Unified Multi-Modal Image Synthesis for Missing Modality Imputation
Yue Zhang, Chengtao Peng, Qiuli Wang, Dan Song, Kaiyan Li, S. Kevin Zhou
TL;DR
This work tackles missing modalities in multi-modal MRI by proposing a unified, single-model synthesis framework that imputes absent contrasts from arbitrary combinations of available inputs. It introduces a Commonality- and Discrepancy-Sensitive Encoder (CDS-Encoder) to exploit modality-invariant and modality-specific information, and a Dynamic Feature Unification Module (DFUM) to robustly fuse features from varying modality sets, using both hard and soft integration. A curriculum-learning strategy guides training across easy-to-hard missingness scenarios, and four discriminators enforce realistic, high-frequency detail through PatchGAN-based adversarial losses. Extensive experiments on BraTS and IXI demonstrate superior quantitative and qualitative performance across one-to-one, many-to-one, and unified synthesis tasks, along with downstream gains in tumor segmentation and cross-plane consistency. The results suggest a practical impact for missing-data imputation in clinical pipelines and potential extension to 3D volumetric synthesis, albeit with considerations for memory and cross-dataset generalizability.
Abstract
Multi-modal medical images provide complementary soft-tissue characteristics that aid in the screening and diagnosis of diseases.
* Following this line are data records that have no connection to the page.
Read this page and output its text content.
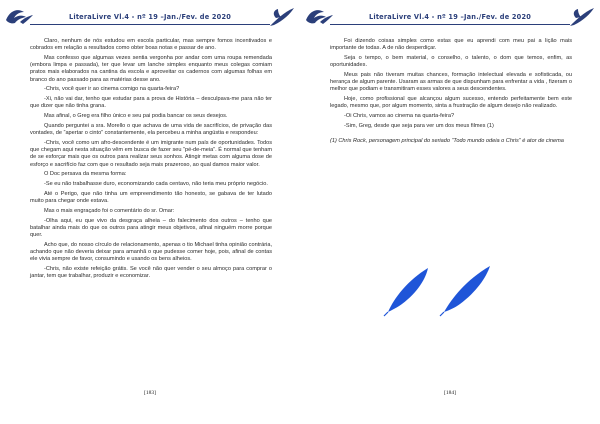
LiteraLivre Vl.4 - nº 19 –Jan./Fev. de 2020

Claro, nenhum de nós estudou em escola particular, mas sempre fomos incentivados e cobrados em relação a resultados como obter boas notas e passar de ano.

Mas confesso que algumas vezes sentia vergonha por andar com uma roupa remendada (embora limpa e passada), ter que levar um lanche simples enquanto meus colegas comiam pratos mais elaborados na cantina da escola e aproveitar os cadernos com algumas folhas em branco do ano passado para as matérias desse ano.

-Chris, você quer ir ao cinema comigo na quarta-feira?

-Xi, não vai dar, tenho que estudar para a prova de História – desculpava-me para não ter que dizer que não tinha grana.

Mas afinal, o Greg era filho único e seu pai podia bancar os seus desejos.

Quando perguntei a sra. Morello o que achava de uma vida de sacrifícios, de privação das vontades, de “apertar o cinto” constantemente, ela percebeu a minha angústia e respondeu:

-Chris, você como um afro-descendente é um imigrante num país de oportunidades. Todos que chegam aqui nesta situação vêm em busca de fazer seu “pé-de-meia”. É normal que tenham de se esforçar mais que os outros para realizar seus sonhos. Atingir metas com alguma dose de esforço e sacrifício faz com que o resultado seja mais prazeroso, ao qual damos maior valor.

O Doc persava da mesma forma:

-Se eu não trabalhasse duro, economizando cada centavo, não teria meu próprio negócio.

Até o Perigo, que não tinha um empreendimento tão honesto, se gabava de ter lutado muito para chegar onde estava.

Mas o mais engraçado foi o comentário do sr. Omar:

-Olha aqui, eu que vivo da desgraça alheia – do falecimento dos outros – tenho que batalhar ainda mais do que os outros para atingir meus objetivos, afinal ninguém morre porque quer.

Acho que, do nosso círculo de relacionamento, apenas o tio Michael tinha opinião contrária, achando que não deveria deixar para amanhã o que pudesse comer hoje, pois, afinal de contas ele vivia sempre de favor, consumindo e usando os bens alheios.

-Chris, não existe refeição grátis. Se você não quer vender o seu almoço para comprar o jantar, tem que trabalhar, produzir e economizar.

[183]
LiteraLivre Vl.4 - nº 19 –Jan./Fev. de 2020

Foi dizendo coisas simples como estas que eu aprendi com meu pai a lição mais importante de todas. A de não desperdiçar.

Seja o tempo, o bem material, o conselho, o talento, o dom que temos, enfim, as oportunidades.

Meus pais não tiveram muitas chances, formação intelectual elevada e sofisticada, ou herança de algum parente. Usaram as armas de que dispunham para enfrentar a vida , fizeram o melhor que podiam e transmitiram esses valores a seus descendentes.

Hoje, como profissional que alcançou algum sucesso, entendo perfeitamente bem este legado, mesmo que, por algum momento, sinta a frustração de algum desejo não realizado.

-Oi Chris, vamos ao cinema na quarta-feira?

-Sim, Greg, desde que seja para ver um dos meus filmes (1)

(1) Chris Rock, personagem principal do seriado “Todo mundo odeia o Chris” é ator de cinema

[184]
However, limited scanning time, image corruption and various imaging protocols often result in incomplete multi-modal images, thus limiting the usage of multi-modal data for clinical purposes. To address this issue, in this paper, we propose a novel unified multi-modal image synthesis method for missing modality imputation. Our method overall takes a generative adversarial architecture, which aims to synthesize missing modalities from any combination of available ones with a single model. To this end, we specifically design a Commonality- and Discrepancy-Sensitive Encoder for the generator to exploit both modality-invariant and specific information contained in input modalities. The incorporation of both types of information facilitates the generation of images with consistent anatomy and realistic details of the desired distribution. Besides, we propose a Dynamic Feature Unification Module to integrate information from a varying number of available modalities, which enables the network to be robust to random missing modalities. The module performs both hard integration and soft integration, ensuring the effectiveness of feature combination while avoiding information loss. Verified on two public multi-modal magnetic resonance datasets, the proposed method is effective in handling various synthesis tasks and shows superior performance compared to previous methods.